Anti-tobacco Advocates Say E-cigarettes are Generally Positive for Public Health

There seems to be an vape shop on every street corner these days, and while changes are being planned in New Zealand, there are still concerns that e-cigarettes will cause a new generation of smokers to "go digital".

The government announced a ban on most single-use e-cigarettes from August, but one health professional said it would be good for public health overall.

Speaking on Breakfast this morning, Australian anti-tobacco campaigner Dr Colin Mendelsohn said disposable e-cigarettes were a tool to help people quit smoking.

"I think there's no doubt now that the evidence is getting stronger and stronger that e-cigarettes(Heated heatsticks supplier) are a very effective method, the best method we have, it's not perfect, but it's by far the most effective method," he said.

We need to strike a balance between giving people safe, quality products and giving people the right information, while discouraging young people from using these products."

He said he has mixed feelings about single-use cigarette bans because of the role they play in adults quitting smoking.

"I think that, ideally, e-cigarettes(Heat not burn tabak) should be available to those who want to quit smoking, but there is a concern that they are more readily available to younger people."

People need as much incentive as possible to make that transition, and from a public health perspective, that's the goal, he said.

Across the ocean, similar concerns about e-cigarettes(herabl heatsticks manufacturer) have prompted a crackdown on single-use sales and demands for prescriptions, but health experts say it has had the opposite effect - fuelling an underground black market.

He believes it would be a "huge mistake" for New Zealand to go down the same path.

"There is no age limit on the black market and the products have not been assessed for quality or safety."

Dr.

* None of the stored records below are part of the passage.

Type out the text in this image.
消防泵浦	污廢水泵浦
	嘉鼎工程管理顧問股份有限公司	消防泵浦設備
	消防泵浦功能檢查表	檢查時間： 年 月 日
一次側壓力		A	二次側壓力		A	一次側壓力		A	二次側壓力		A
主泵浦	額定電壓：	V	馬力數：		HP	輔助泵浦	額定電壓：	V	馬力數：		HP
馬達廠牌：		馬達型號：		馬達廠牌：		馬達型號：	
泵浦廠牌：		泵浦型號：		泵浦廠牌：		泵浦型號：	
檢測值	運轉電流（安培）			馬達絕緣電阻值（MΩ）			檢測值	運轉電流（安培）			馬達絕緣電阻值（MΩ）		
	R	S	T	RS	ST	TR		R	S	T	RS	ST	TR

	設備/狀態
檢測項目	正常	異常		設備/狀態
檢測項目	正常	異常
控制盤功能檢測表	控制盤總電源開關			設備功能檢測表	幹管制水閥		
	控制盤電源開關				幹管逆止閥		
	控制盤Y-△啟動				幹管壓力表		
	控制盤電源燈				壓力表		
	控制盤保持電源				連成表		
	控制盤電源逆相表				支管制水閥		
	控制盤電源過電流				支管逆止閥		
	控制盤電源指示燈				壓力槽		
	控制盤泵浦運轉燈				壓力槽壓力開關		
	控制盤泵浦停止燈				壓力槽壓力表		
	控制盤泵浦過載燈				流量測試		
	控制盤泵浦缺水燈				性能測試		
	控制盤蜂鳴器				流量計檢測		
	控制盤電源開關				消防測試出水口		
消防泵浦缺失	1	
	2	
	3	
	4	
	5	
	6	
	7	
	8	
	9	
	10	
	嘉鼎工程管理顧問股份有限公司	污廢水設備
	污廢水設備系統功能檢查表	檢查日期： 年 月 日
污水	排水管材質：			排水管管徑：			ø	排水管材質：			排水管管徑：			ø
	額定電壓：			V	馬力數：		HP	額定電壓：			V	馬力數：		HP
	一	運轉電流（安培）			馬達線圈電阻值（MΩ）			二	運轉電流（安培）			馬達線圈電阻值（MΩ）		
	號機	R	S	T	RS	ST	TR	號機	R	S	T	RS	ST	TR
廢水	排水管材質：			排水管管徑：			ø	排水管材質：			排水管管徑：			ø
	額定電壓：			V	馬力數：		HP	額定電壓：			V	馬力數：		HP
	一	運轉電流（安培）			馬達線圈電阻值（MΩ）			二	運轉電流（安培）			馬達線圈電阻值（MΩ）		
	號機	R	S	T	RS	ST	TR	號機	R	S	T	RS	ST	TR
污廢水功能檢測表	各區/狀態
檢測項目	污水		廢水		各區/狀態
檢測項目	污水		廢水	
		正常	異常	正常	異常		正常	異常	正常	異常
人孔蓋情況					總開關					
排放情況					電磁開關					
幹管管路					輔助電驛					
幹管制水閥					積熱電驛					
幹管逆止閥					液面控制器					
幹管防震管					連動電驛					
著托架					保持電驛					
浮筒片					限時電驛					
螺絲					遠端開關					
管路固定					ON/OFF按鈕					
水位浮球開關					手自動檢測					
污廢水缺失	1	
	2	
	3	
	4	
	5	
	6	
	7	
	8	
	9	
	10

Mendelson said the prescription model is a "slow train wreck."

"One of the problems is that doctors are reluctant to prescribe nicotine. Doctors in Australia are constantly receiving negative messages about e-cigarettes and they are unsure about it.

"Patients want to know why they need to get a prescription when they can go to the corner store and buy cigarettes?"

Overall, he said, e-cigarettes keep people away from smoking and "pose little actual harm to young people."

"In most countries where e-cigarette use is rising among young people, smoking rates are falling faster than ever - by far the most important result of using these products as an alternative to deadly cigarettes, which is a good thing."